The lessons that you learn from your parents, your school teachers and society in general are what shape your inner belief system, so you move into adulthood with a hard-wired subconscious set of standards by which to live your life. Some of these will serve you well (treat people respectfully, don’t break the law and so on), while others have the potential to hold you back at times.
For example, you come from a decent, hard-working family, where the pattern has always been that as long as there’s enough money to pay the bills and put food on the table that’s all you need. Yes, it’s important to appreciate everything you have (even when you’re working in that soul destroying call centre job) but don’t let yourself be held back by self-imposed limitations.
The only limits to what you can achieve are the ones lodged in your subconscious – so when you find yourself feeling stuck, frustrated or unhappy - take time to get to the root of why you feel that way. Then make it your mission to ‘re-programme’ your beliefs, let yourself believe you can change career path, attract the right people into your life etc and the more you start to believe it – the sooner it will happen.
Relationships are all about balance. You’ll have your ‘not my finest hour’ moments of not treating others how you expect to be treated, and you’ll experience the pain of being lied to and betrayed (call that karma). Ever the optimist, you continue the search for the fairytale ‘Happy Ever After’.
Enjoy the dizzying high points of grand romantic gestures, promises of commitment and declarations of unconditional love and learn from the tough times, and remember love is ALWAYS a work in progress. There is no ‘finish line’ where the prince sweeps the princess off her feet, they still have to work at it and like anything else in life – you get back what you put into it.
Think of life as a mirror – it reflects back what you focus on as real life experiences. So don’t take life too seriously all the time, or you’ll find yourself in serious situations – now where’s the joy in that?! When things get overwhelming, don’t wallow in the moment, have a word with yourself and go do something that cheers you up – you’ll be amazed how life responds and good things start to come your way.
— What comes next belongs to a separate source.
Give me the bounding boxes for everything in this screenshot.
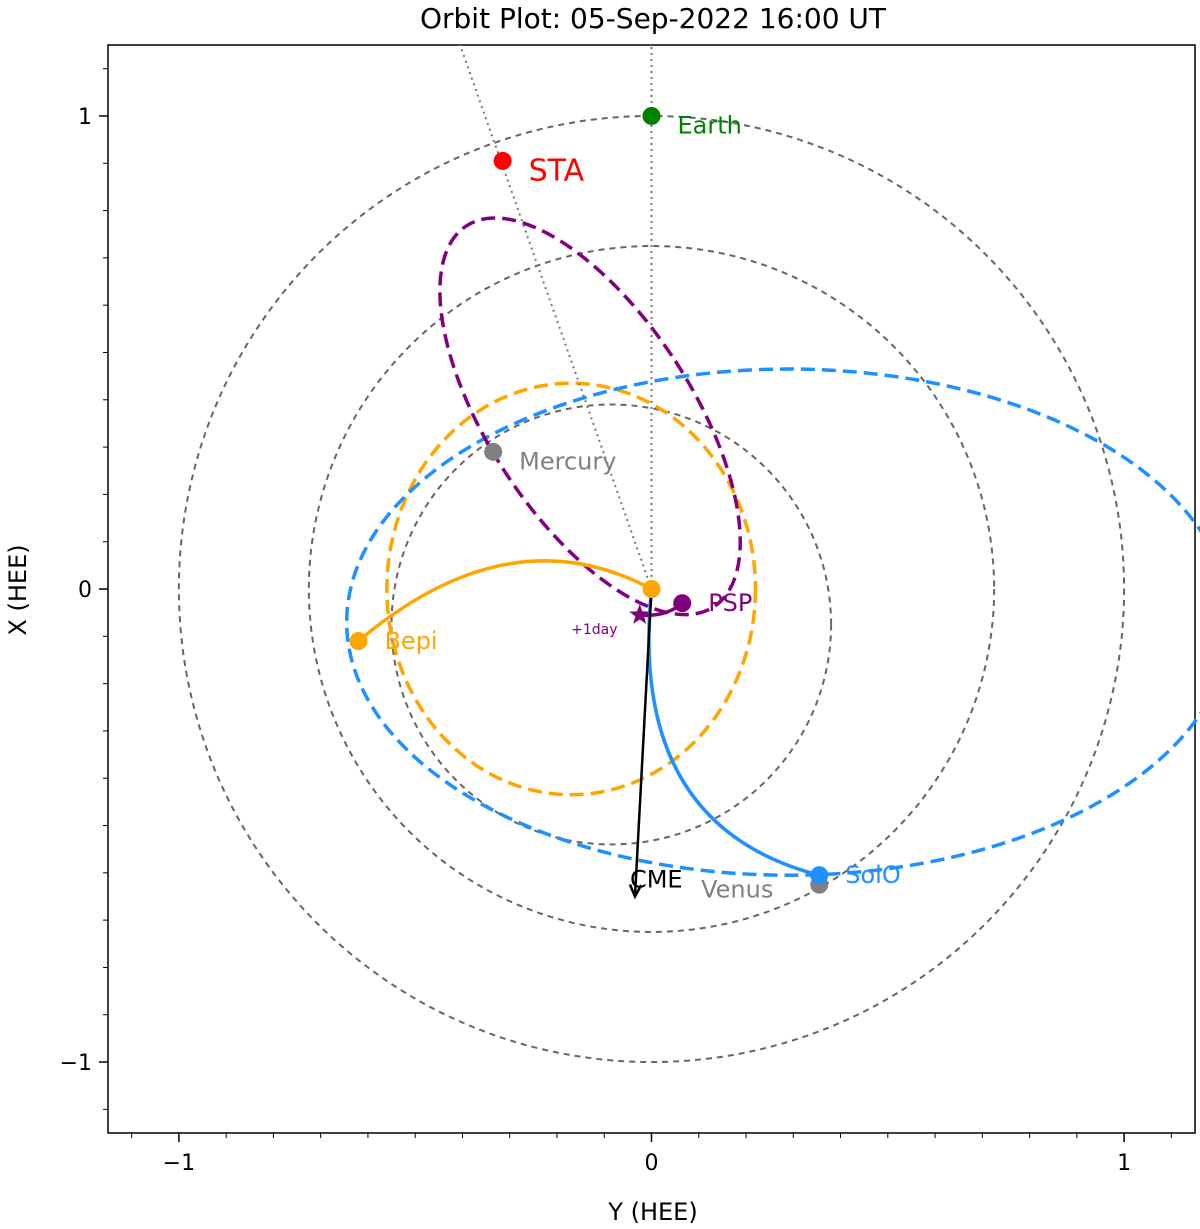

The key to happiness lies in the power of your own mind. When something bad happens, ditch the habit of reacting in auto-pilot mode – getting angry or upset because you feel that’s the justified response is never going to make you feel better about it in the end.
People only have as much influence over you and your state of mind as you allow them to have. Dishing out negative energy will always find its way back to you somehow (remember the mirror!). Practice the art of forgiveness and I guarantee it will set you on the path to peace and tranquillity. Be present in the moment and you will learn how to use the power of your thoughts and feelings to create what you want in life.
Remember I’m always here if you need someone to talk to or advice, that little voice inside your head you often ignore!